At this point SPM does a check, by calculating the length of this item item_len with xx[0] - the nitems of the first read tag. If item_len is less than 0 or greater than csa_max_pos-csa_position (the remaining number of bytes to read in the whole header) then we break from the item reading loop, setting the value below to ‘’.

Then we calculate item_len rounded up to the nearest 4 byte boundary tp get next_item_pos.

  1. value : uint8, item_len.

We set the stream position to next_item_pos.

CSA2

Start header

  1. hdr_id : S4 == ‘SV10’

  2. unused1 : uint8, 4

  3. n_tags, uint32, number of tags. Number of tags should apparently be between 1 and 128. If this is not true we just abort and move to csa_max_pos.

  4. unused2, uint32, apparently has value 77

Each tag

  1. name : S64, null terminated string 64 bytes

  2. vm : int32

  3. vr : S4, first 3 characters only

  4. syngodt : int32

  5. nitems : int32

  6. xx : int32 - apparently either 77 or 205

nitems gives the number of items in the tag. The items follow directly after the tag.

Each item

  1. xx : int32 * 4 . The first of these seems to be the length of the item in bytes, modified as below.

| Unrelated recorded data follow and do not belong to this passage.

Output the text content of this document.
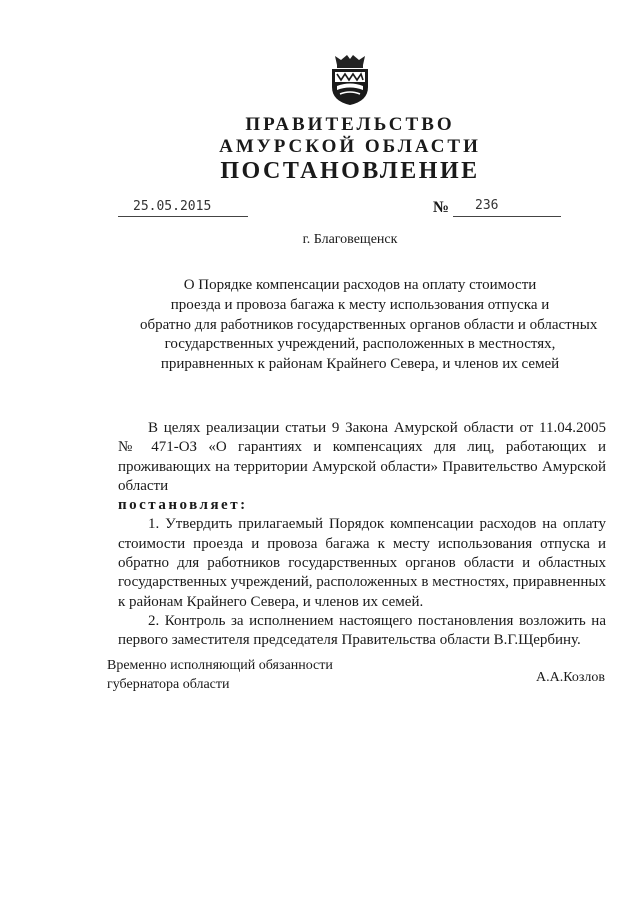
ПРАВИТЕЛЬСТВО
АМУРСКОЙ ОБЛАСТИ
ПОСТАНОВЛЕНИЕ
25.05.2015	№ 236
г. Благовещенск

О Порядке компенсации расходов на оплату стоимости

проезда и провоза багажа к месту использования отпуска и

обратно для работников государственных органов области и областных

государственных учреждений, расположенных в местностях,

приравненных к районам Крайнего Севера, и членов их семей

В целях реализации статьи 9 Закона Амурской области от 11.04.2005 № 471-ОЗ «О гарантиях и компенсациях для лиц, работающих и проживающих на территории Амурской области» Правительство Амурской области

постановляет:

1. Утвердить прилагаемый Порядок компенсации расходов на оплату стоимости проезда и провоза багажа к месту использования отпуска и обратно для работников государственных органов области и областных государственных учреждений, расположенных в местностях, приравненных к районам Крайнего Севера, и членов их семей.

2. Контроль за исполнением настоящего постановления возложить на первого заместителя председателя Правительства области В.Г.Щербину.

Временно исполняющий обязанности
губернатора области	А.А.Козлов
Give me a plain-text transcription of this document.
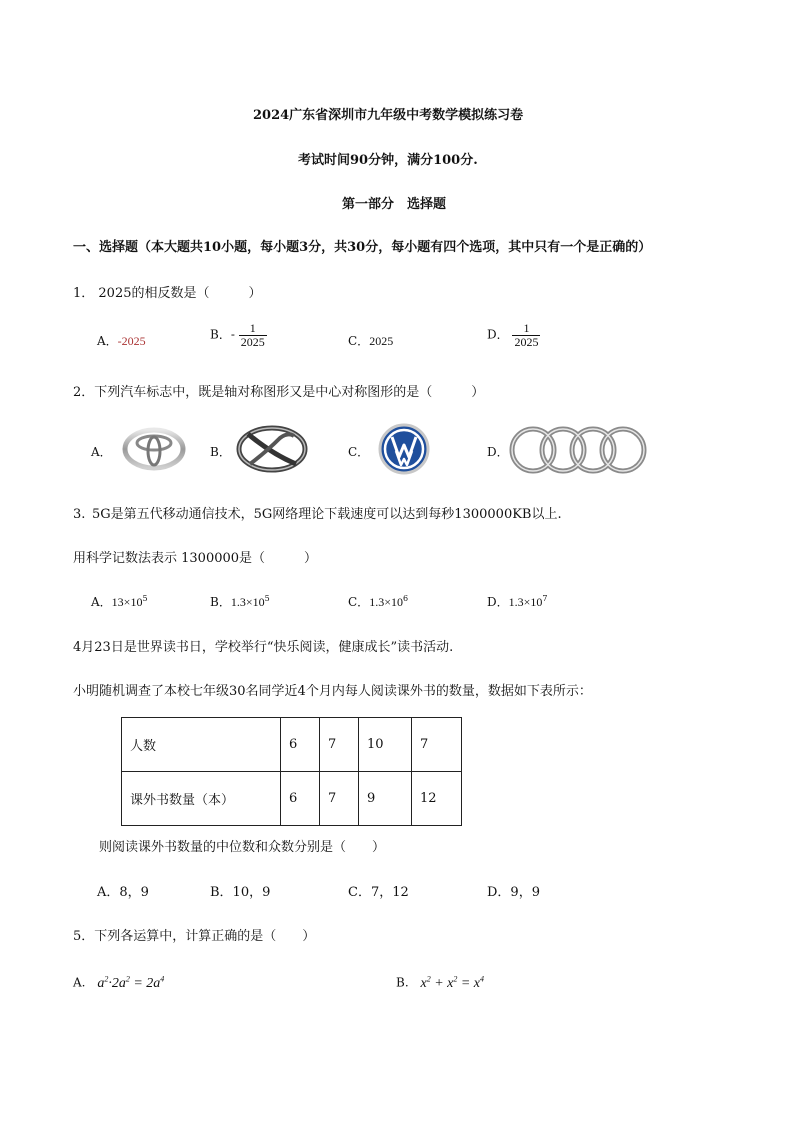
2024广东省深圳市九年级中考数学模拟练习卷
考试时间90分钟，满分100分.
第一部分　选择题
一、选择题（本大题共10小题，每小题3分，共30分，每小题有四个选项，其中只有一个是正确的）
1． 2025的相反数是（　　　）
A．-2025	B．- $\frac{1}{2025}$	C．2025	D． $\frac{1}{2025}$
2．下列汽车标志中，既是轴对称图形又是中心对称图形的是（　　　）
A．	B．	C．	D．
3. 5G是第五代移动通信技术，5G网络理论下载速度可以达到每秒1300000KB以上.
用科学记数法表示 1300000是（　　　）
A．$13\times 10^5$	B．$1.3\times 10^5$	C．$1.3\times 10^6$	D．$1.3\times 10^7$
4月23日是世界读书日，学校举行“快乐阅读，健康成长”读书活动.
小明随机调查了本校七年级30名同学近4个月内每人阅读课外书的数量，数据如下表所示：
人数	6	7	10	7
课外书数量（本）	6	7	9	12
则阅读课外书数量的中位数和众数分别是（　　）
A．8，9	B．10，9	C．7，12	D．9，9
5．下列各运算中，计算正确的是（　　）
A. $a^2\cdot 2a^2 = 2a^4$	B. $x^2 + x^2 = x^4$
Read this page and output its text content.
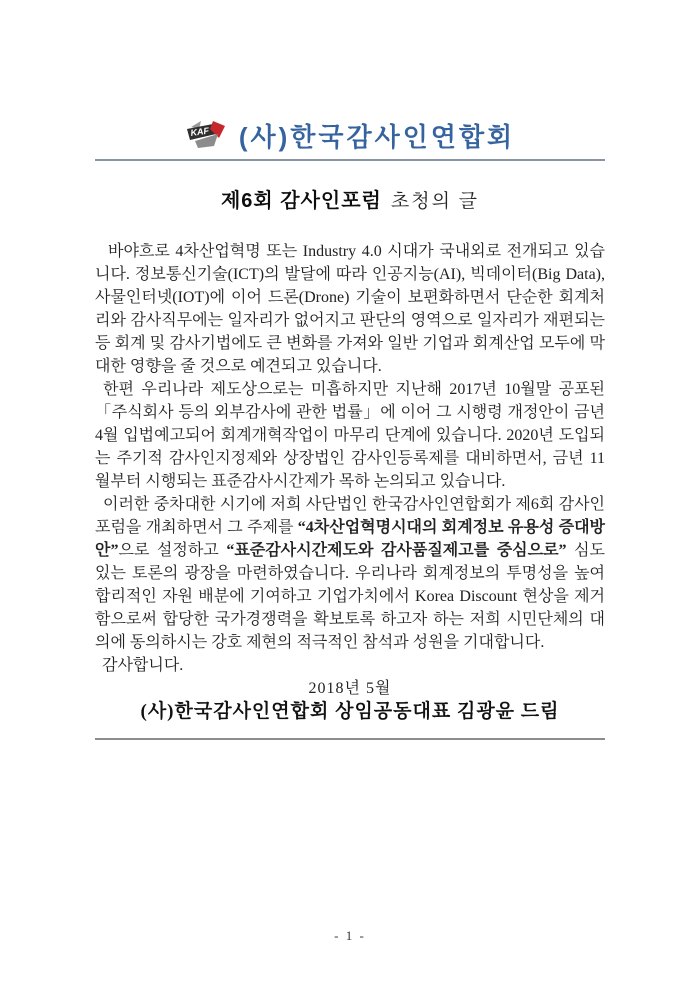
KAF (사)한국감사인연합회
제6회 감사인포럼 초청의 글

바야흐로 4차산업혁명 또는 Industry 4.0 시대가 국내외로 전개되고 있습니다. 정보통신기술(ICT)의 발달에 따라 인공지능(AI), 빅데이터(Big Data), 사물인터넷(IOT)에 이어 드론(Drone) 기술이 보편화하면서 단순한 회계처리와 감사직무에는 일자리가 없어지고 판단의 영역으로 일자리가 재편되는 등 회계 및 감사기법에도 큰 변화를 가져와 일반 기업과 회계산업 모두에 막대한 영향을 줄 것으로 예견되고 있습니다.

한편 우리나라 제도상으로는 미흡하지만 지난해 2017년 10월말 공포된 「주식회사 등의 외부감사에 관한 법률」에 이어 그 시행령 개정안이 금년 4월 입법예고되어 회계개혁작업이 마무리 단계에 있습니다. 2020년 도입되는 주기적 감사인지정제와 상장법인 감사인등록제를 대비하면서, 금년 11월부터 시행되는 표준감사시간제가 목하 논의되고 있습니다.

이러한 중차대한 시기에 저희 사단법인 한국감사인연합회가 제6회 감사인포럼을 개최하면서 그 주제를 “4차산업혁명시대의 회계정보 유용성 증대방안”으로 설정하고 “표준감사시간제도와 감사품질제고를 중심으로” 심도 있는 토론의 광장을 마련하였습니다. 우리나라 회계정보의 투명성을 높여 합리적인 자원 배분에 기여하고 기업가치에서 Korea Discount 현상을 제거함으로써 합당한 국가경쟁력을 확보토록 하고자 하는 저희 시민단체의 대의에 동의하시는 강호 제현의 적극적인 참석과 성원을 기대합니다.

감사합니다.

2018년 5월

(사)한국감사인연합회 상임공동대표 김광윤 드림

- 1 -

Now there’s a different length check from CSA1. item_len is given just by xx[1]. If item_len > csa_max_pos - csa_position (the remaining bytes in the header), then we just read the remaining bytes in the header (as above) into value below, as uint8, move the filepointer to the next 4 byte boundary, and give up reading.

  1. value : uint8, item_len.

We set the stream position to the next 4 byte boundary.